We discussed three operations that we can use to “fix” the LLRB invariants after inserting a node. Because it’s possible to have upward propagation as mentioned above, let’s try to generalize our operations a little more visually (specifically for our rotations).

We have two rotations, that can be used to move a right child or left child up into their parent’s position:

Here’s a brief description of what happens when we rotateRight(b):

The root of the subtree has changed from b to a.
a and b have moved to the “right”.
The two nodes swap colors so that the new root becomes the old root’s color, and the old root becomes the new root’s color.
The reorganized subtree still satisfies the binary search property.

Here’s a brief description of what happens when we rotateLeft(a):

The root of the subtree has changed from a to b.
a and b have moved to the “left”.
The two nodes swap colors so that the new root becomes the old root’s color, and the old root becomes the new root’s color.
The reorganized subtree still satisfies the binary search property.

We also have the color flip operation:

Task 1: Color Flip

Have you read this section yet? If you haven’t done so, please do before you start implementing this homework.

Before starting, make sure to read through the entire class, RedBlackTree.java, especially the provided nested node class. Make sure to also read the comments for each method!

Let’s first consider the color flip operation that is essential to LLRB tree implementation. Given a node, this operation simply flips its color with its children’s colors.

Implement the flipColors method in RedBlackTree.java.

Task 2: Rotations

We have seen that we can rotate the tree to balance it without violating the binary search tree invariants. Now, we’ll implement it ourselves!

For your implementation, make sure to swap the colors of the old root and the new root!

Hint: The two operations are symmetric. Should the code significantly differ? If you find yourself stuck, take a look at the examples that are shown above!

In RedBlackTree.java, implement rotateRight and rotateLeft.

Task 3: `insert`

We will now implement insert in RedBlackTree.java. We have provided you with some of the logic structure with comments.
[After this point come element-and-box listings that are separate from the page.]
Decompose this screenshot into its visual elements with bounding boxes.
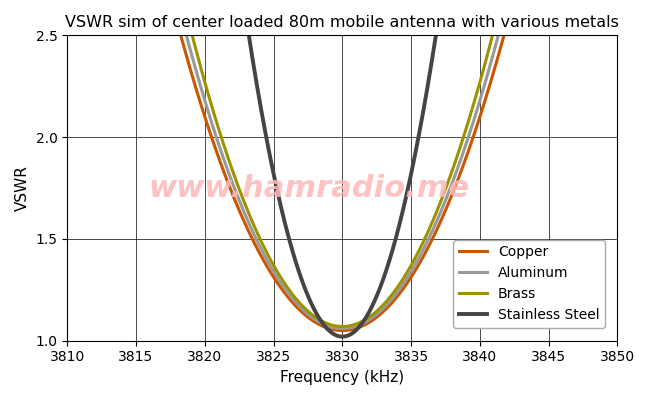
Stainless Steel: [421, 98, 429, 103]
Stainless Steel: [393, 230, 401, 235]
Aluminum: [393, 290, 401, 294]
Copper: [339, 328, 346, 333]
Line: Stainless Steel: Stainless Steel: [68, 0, 618, 337]
Brass: [274, 270, 281, 274]
Copper: [421, 251, 429, 256]
Copper: [474, 120, 482, 125]
Aluminum: [274, 275, 281, 280]
Title: VSWR sim of center loaded 80m mobile antenna with various metals: VSWR sim of center loaded 80m mobile ant…: [66, 15, 619, 30]
Copper: [274, 280, 281, 285]
Y-axis label: VSWR: VSWR: [15, 165, 30, 211]
Line: Brass: Brass: [68, 0, 618, 326]
Legend: Copper, Aluminum, Brass, Stainless Steel: Copper, Aluminum, Brass, Stainless Steel: [453, 240, 605, 328]
Brass: [421, 236, 429, 240]
Stainless Steel: [339, 334, 346, 339]
X-axis label: Frequency (kHz): Frequency (kHz): [280, 370, 404, 385]
Brass: [474, 87, 482, 92]
Aluminum: [339, 326, 346, 331]
Aluminum: [474, 105, 482, 110]
Aluminum: [421, 244, 429, 248]
Line: Aluminum: Aluminum: [68, 0, 618, 328]
Stainless Steel: [274, 189, 281, 194]
Text: www.hamradio.me: www.hamradio.me: [149, 174, 470, 202]
Line: Copper: Copper: [68, 0, 618, 330]
Brass: [339, 324, 346, 329]
Copper: [393, 294, 401, 299]
Brass: [393, 285, 401, 290]
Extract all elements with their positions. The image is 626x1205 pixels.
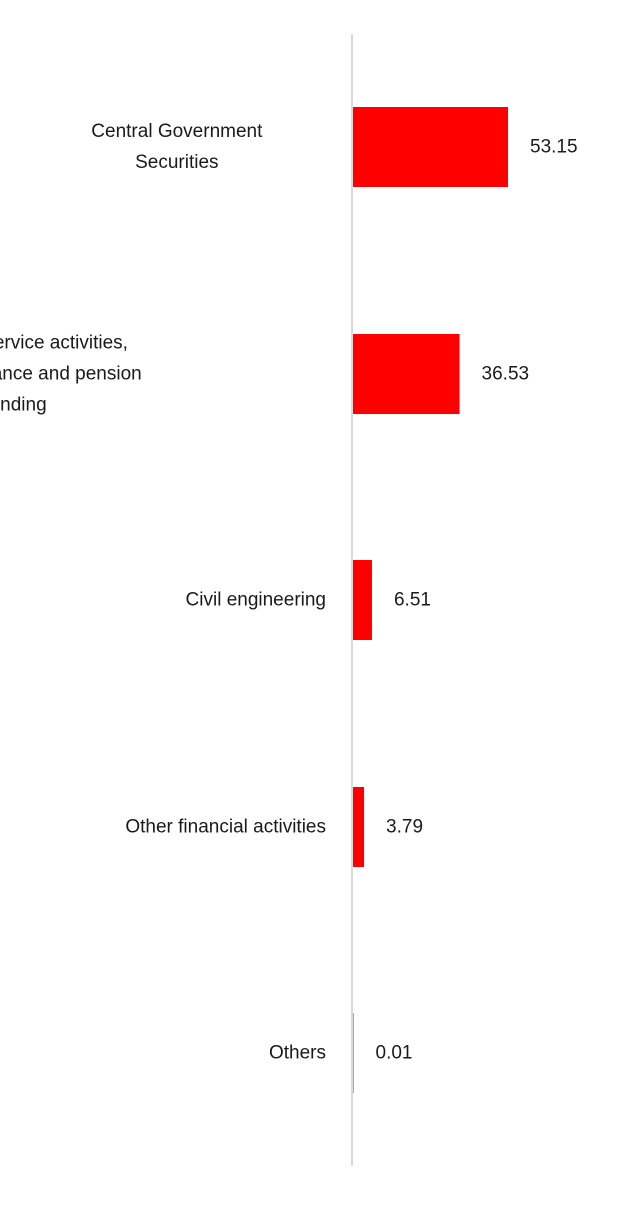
category-label: Other financial activities <box>125 817 326 838</box>
category-label-line: Central Government <box>91 121 263 142</box>
category-label: Civil engineering <box>186 590 326 611</box>
category-label: Others <box>269 1043 326 1064</box>
category-label-line: Financial service activities, <box>0 333 128 354</box>
value-label: 53.15 <box>530 137 578 158</box>
value-labels-group: 53.15 36.53 6.51 3.79 0.01 <box>376 137 578 1064</box>
value-label: 0.01 <box>376 1043 413 1064</box>
bar <box>353 787 365 867</box>
bar <box>353 560 372 640</box>
bar <box>353 107 508 187</box>
category-label: Financial service activities, except insu… <box>0 333 142 416</box>
bar <box>353 1013 354 1093</box>
category-label: Central Government Securities <box>91 121 263 173</box>
category-label-line: Securities <box>135 152 218 173</box>
category-label-line: Other financial activities <box>125 817 326 838</box>
category-label-line: Others <box>269 1043 326 1064</box>
category-label-line: funding <box>0 395 47 416</box>
bars-group <box>353 107 508 1093</box>
bar <box>353 334 460 414</box>
category-label-line: except insurance and pension <box>0 364 142 385</box>
category-labels-group: Central Government Securities Financial se… <box>0 121 326 1064</box>
value-label: 6.51 <box>394 590 431 611</box>
value-label: 3.79 <box>386 817 423 838</box>
value-label: 36.53 <box>482 364 530 385</box>
category-label-line: Civil engineering <box>186 590 326 611</box>
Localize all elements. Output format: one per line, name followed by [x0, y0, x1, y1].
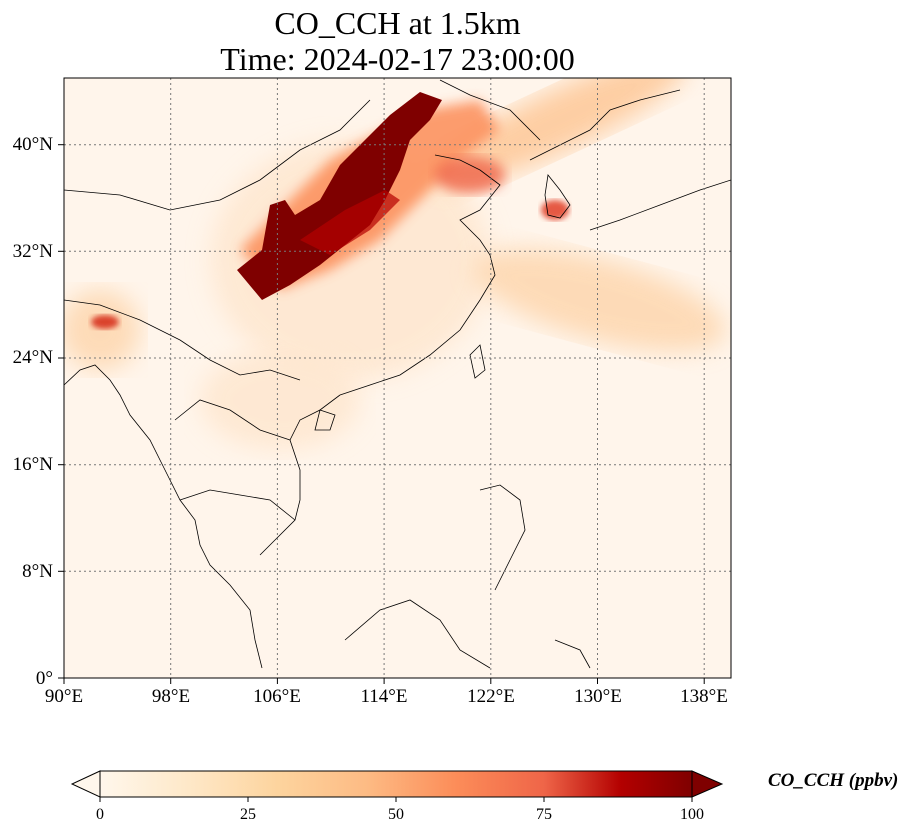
y-tick-label: 0°: [35, 668, 53, 689]
tick-marks: [58, 144, 705, 684]
colorbar-gradient: [100, 771, 692, 797]
x-tick-label: 130°E: [574, 686, 622, 707]
y-tick-label: 40°N: [12, 134, 53, 155]
colorbar: [70, 770, 724, 802]
colorbar-tick-label: 0: [96, 806, 104, 823]
colorbar-tick-label: 75: [536, 806, 552, 823]
colorbar-tick-label: 100: [680, 806, 704, 823]
colorbar-extend-high: [691, 770, 724, 798]
y-tick-label: 8°N: [22, 561, 53, 582]
y-tick-label: 24°N: [12, 347, 53, 368]
map-title-line1: CO_CCH at 1.5km: [274, 5, 521, 41]
x-tick-label: 122°E: [467, 686, 515, 707]
x-tick-label: 90°E: [44, 686, 84, 707]
colorbar-label: CO_CCH (ppbv): [768, 770, 899, 791]
x-tick-label: 98°E: [151, 686, 191, 707]
x-tick-label: 138°E: [680, 686, 728, 707]
map-title-line2: Time: 2024-02-17 23:00:00: [220, 41, 575, 77]
map-frame: [63, 77, 732, 679]
x-tick-label: 106°E: [253, 686, 301, 707]
colorbar-extend-low: [70, 770, 101, 798]
gridlines: [64, 78, 731, 678]
concentration-field: [64, 78, 726, 450]
x-tick-label: 114°E: [360, 686, 408, 707]
y-tick-label: 16°N: [12, 454, 53, 475]
colorbar-tick-label: 50: [388, 806, 404, 823]
coastlines: [64, 79, 731, 669]
y-tick-label: 32°N: [12, 241, 53, 262]
colorbar-tick-label: 25: [240, 806, 256, 823]
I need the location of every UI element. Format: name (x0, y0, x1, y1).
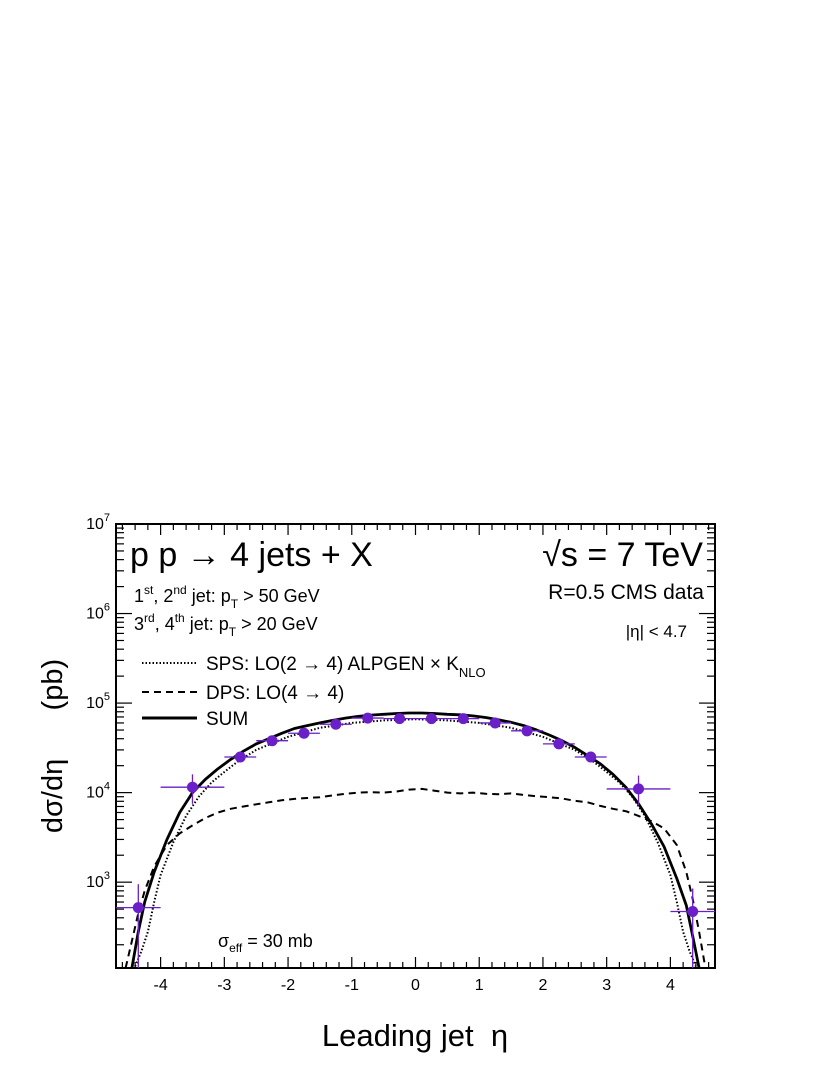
x-tick-label: 3 (602, 977, 611, 994)
data-point (489, 717, 501, 729)
data-point (687, 906, 699, 918)
data-points (116, 712, 715, 968)
series-line-dotted (134, 718, 697, 967)
legend-label-sps: SPS: LO(2 → 4) ALPGEN × KNLO (206, 654, 486, 680)
y-tick-label: 106 (86, 602, 110, 623)
data-point (425, 713, 437, 725)
data-point (234, 751, 246, 763)
sigma-eff-label: σeff = 30 mb (218, 931, 313, 955)
data-point (394, 713, 406, 725)
y-axis-title: dσ/dη (pb) (37, 659, 69, 833)
data-point (266, 735, 278, 747)
y-tick-label: 103 (86, 870, 110, 891)
data-point (585, 751, 597, 763)
legend-label-dps: DPS: LO(4 → 4) (206, 683, 344, 704)
x-tick-label: 2 (538, 977, 547, 994)
data-point (298, 727, 310, 739)
x-tick-label: -3 (217, 977, 231, 994)
energy-label: √s = 7 TeV (542, 536, 703, 574)
x-tick-label: -2 (281, 977, 295, 994)
eta-cut-label: |η| < 4.7 (626, 622, 687, 641)
x-tick-labels: -4 -3 -2 -1 0 1 2 3 4 (153, 977, 674, 994)
x-tick-label: -1 (345, 977, 359, 994)
x-tick-label: 0 (411, 977, 420, 994)
data-point (132, 902, 144, 914)
series-line-solid (130, 711, 701, 968)
y-tick-label: 104 (86, 781, 110, 802)
chart-title: p p → 4 jets + X (130, 536, 373, 574)
x-tick-label: 1 (475, 977, 484, 994)
y-tick-label: 105 (86, 691, 110, 712)
cms-label: R=0.5 CMS data (548, 581, 704, 604)
data-point (521, 725, 533, 737)
x-axis-title: Leading jet η (322, 1018, 508, 1053)
curves (124, 711, 707, 968)
y-tick-labels: 103 104 105 106 107 (86, 512, 110, 891)
data-point (553, 738, 565, 750)
legend: SPS: LO(2 → 4) ALPGEN × KNLO DPS: LO(4 →… (142, 654, 486, 730)
data-point (330, 718, 342, 730)
axis-ticks (116, 523, 715, 968)
jet-cut-leading: 1st, 2nd jet: pT > 50 GeV (134, 583, 320, 611)
data-point (457, 713, 469, 725)
x-tick-label: 4 (666, 977, 675, 994)
x-tick-label: -4 (153, 977, 167, 994)
legend-label-sum: SUM (206, 709, 248, 730)
data-point (186, 781, 198, 793)
data-point (362, 712, 374, 724)
jet-cut-subleading: 3rd, 4th jet: pT > 20 GeV (134, 611, 318, 639)
y-tick-label: 107 (86, 512, 110, 533)
data-point (633, 783, 645, 795)
series-line-dashed (124, 787, 707, 968)
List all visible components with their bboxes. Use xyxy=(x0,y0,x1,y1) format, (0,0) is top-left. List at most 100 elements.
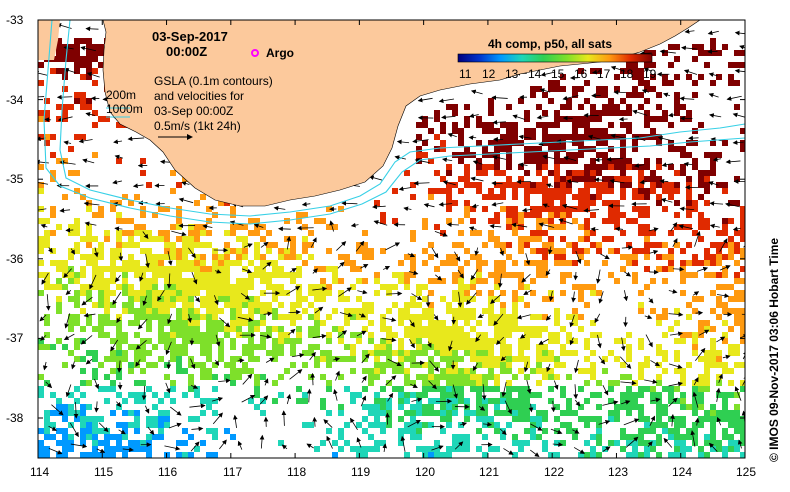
sst-pixel xyxy=(218,326,224,332)
sst-pixel xyxy=(512,182,518,188)
sst-pixel xyxy=(110,410,116,416)
sst-pixel xyxy=(692,308,698,314)
sst-pixel xyxy=(602,152,608,158)
sst-pixel xyxy=(416,332,422,338)
sst-pixel xyxy=(122,278,128,284)
sst-pixel xyxy=(608,398,614,404)
sst-pixel xyxy=(584,368,590,374)
sst-pixel xyxy=(656,392,662,398)
sst-pixel xyxy=(386,380,392,386)
sst-pixel xyxy=(38,62,44,68)
velocity-arrow xyxy=(466,292,477,305)
sst-pixel xyxy=(674,440,680,446)
sst-pixel xyxy=(236,224,242,230)
sst-pixel xyxy=(152,392,158,398)
sst-pixel xyxy=(644,386,650,392)
sst-pixel xyxy=(68,224,74,230)
velocity-arrow xyxy=(387,358,402,367)
sst-pixel xyxy=(548,374,554,380)
sst-pixel xyxy=(86,284,92,290)
sst-pixel xyxy=(164,392,170,398)
sst-pixel xyxy=(506,326,512,332)
sst-pixel xyxy=(572,260,578,266)
sst-pixel xyxy=(452,296,458,302)
sst-pixel xyxy=(314,314,320,320)
sst-pixel xyxy=(104,266,110,272)
sst-pixel xyxy=(632,68,638,74)
sst-pixel xyxy=(218,278,224,284)
velocity-arrow xyxy=(491,180,503,186)
sst-pixel xyxy=(164,278,170,284)
sst-pixel xyxy=(266,308,272,314)
sst-pixel xyxy=(398,338,404,344)
velocity-arrow xyxy=(587,134,601,140)
sst-pixel xyxy=(176,182,182,188)
sst-pixel xyxy=(404,332,410,338)
sst-pixel xyxy=(428,188,434,194)
velocity-arrow xyxy=(668,289,678,294)
sst-pixel xyxy=(278,326,284,332)
sst-pixel xyxy=(146,296,152,302)
sst-pixel xyxy=(176,314,182,320)
sst-pixel xyxy=(680,290,686,296)
sst-pixel xyxy=(218,296,224,302)
sst-pixel xyxy=(638,92,644,98)
sst-pixel xyxy=(584,224,590,230)
sst-pixel xyxy=(68,434,74,440)
sst-pixel xyxy=(74,170,80,176)
velocity-arrow xyxy=(116,401,122,408)
velocity-arrow xyxy=(212,412,223,425)
sst-pixel xyxy=(560,188,566,194)
velocity-arrow xyxy=(147,426,155,436)
sst-pixel xyxy=(422,380,428,386)
sst-pixel xyxy=(572,92,578,98)
sst-pixel xyxy=(176,452,182,458)
x-tick-116: 116 xyxy=(158,465,177,479)
sst-pixel xyxy=(566,242,572,248)
velocity-arrow xyxy=(708,72,718,78)
sst-pixel xyxy=(140,296,146,302)
sst-pixel xyxy=(644,422,650,428)
velocity-arrow xyxy=(683,69,698,75)
sst-pixel xyxy=(266,230,272,236)
sst-pixel xyxy=(716,440,722,446)
sst-pixel xyxy=(494,272,500,278)
sst-pixel xyxy=(92,260,98,266)
sst-pixel xyxy=(110,266,116,272)
velocity-arrow xyxy=(314,306,324,314)
sst-pixel xyxy=(632,278,638,284)
sst-pixel xyxy=(182,344,188,350)
velocity-arrow xyxy=(725,159,741,165)
sst-pixel xyxy=(482,452,488,458)
sst-pixel xyxy=(722,392,728,398)
velocity-arrow xyxy=(641,89,650,94)
sst-pixel xyxy=(38,188,44,194)
sst-pixel xyxy=(464,380,470,386)
sst-pixel xyxy=(674,98,680,104)
sst-pixel xyxy=(542,230,548,236)
sst-pixel xyxy=(608,200,614,206)
sst-pixel xyxy=(518,392,524,398)
sst-pixel xyxy=(38,374,44,380)
sst-pixel xyxy=(338,254,344,260)
sst-pixel xyxy=(536,380,542,386)
sst-pixel xyxy=(650,176,656,182)
velocity-arrow xyxy=(333,389,338,401)
velocity-arrow xyxy=(122,447,134,453)
sst-pixel xyxy=(260,236,266,242)
sst-pixel xyxy=(500,140,506,146)
sst-pixel xyxy=(194,362,200,368)
sst-pixel xyxy=(86,434,92,440)
land-edge-left xyxy=(38,20,60,60)
velocity-arrow xyxy=(409,319,415,328)
sst-pixel xyxy=(134,320,140,326)
sst-pixel xyxy=(734,248,740,254)
sst-pixel xyxy=(122,434,128,440)
sst-pixel xyxy=(80,62,86,68)
sst-pixel xyxy=(218,272,224,278)
sst-pixel xyxy=(602,188,608,194)
sst-pixel xyxy=(284,248,290,254)
sst-pixel xyxy=(494,284,500,290)
sst-pixel xyxy=(572,434,578,440)
sst-pixel xyxy=(710,50,716,56)
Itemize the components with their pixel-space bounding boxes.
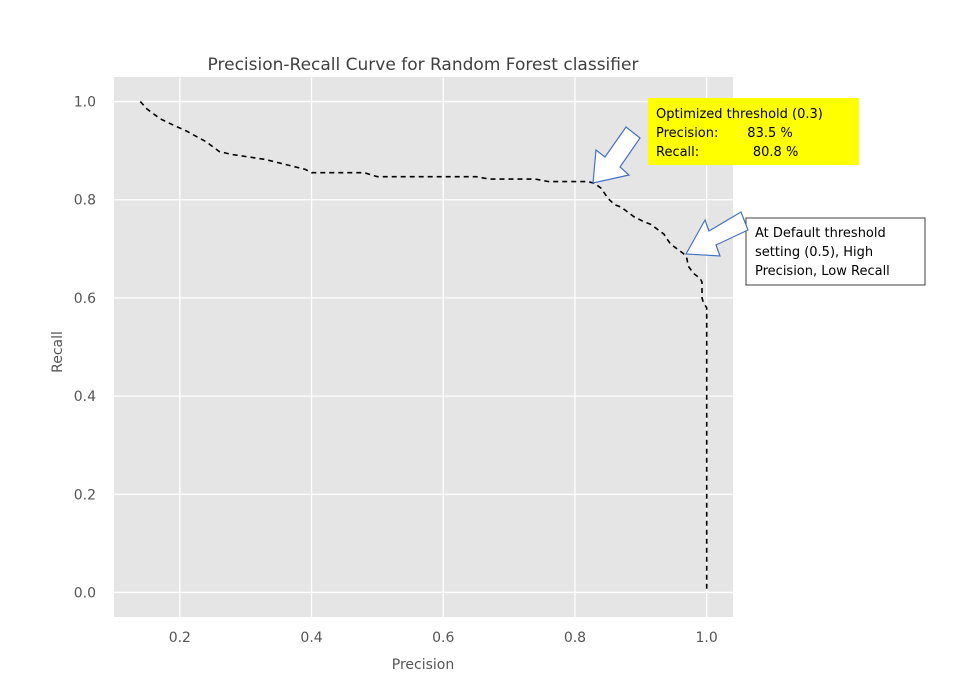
- annotation-default-threshold: At Default threshold setting (0.5), High…: [685, 211, 926, 286]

The first part of insert should handle normal binary search tree insertion. You’ll then want to handle the different cases that causes one of the operations (rotateLeft, rotateRight, colorFlip) to occur. Make sure you follow the steps from all the cases very carefully!

Make sure to use the methods you’ve already implemented (rotateRight, rotateLeft, flipColors) to simplify the code writing.

The helper method isRed has already been provided to you in the skeleton code so make sure to use it!

Implement the insert method in RedBlackTree.java.

Submission

Graded files that you need to modify:

RedBlackTree.java

You must follow the style guide for RedBlackTree.java. You can check style yourself in IntelliJ as many times as you want.

Follow the Assignment Workflow Guide to submit. You can submit as many times as you want. The score you see on Gradescope is your final score for this homework.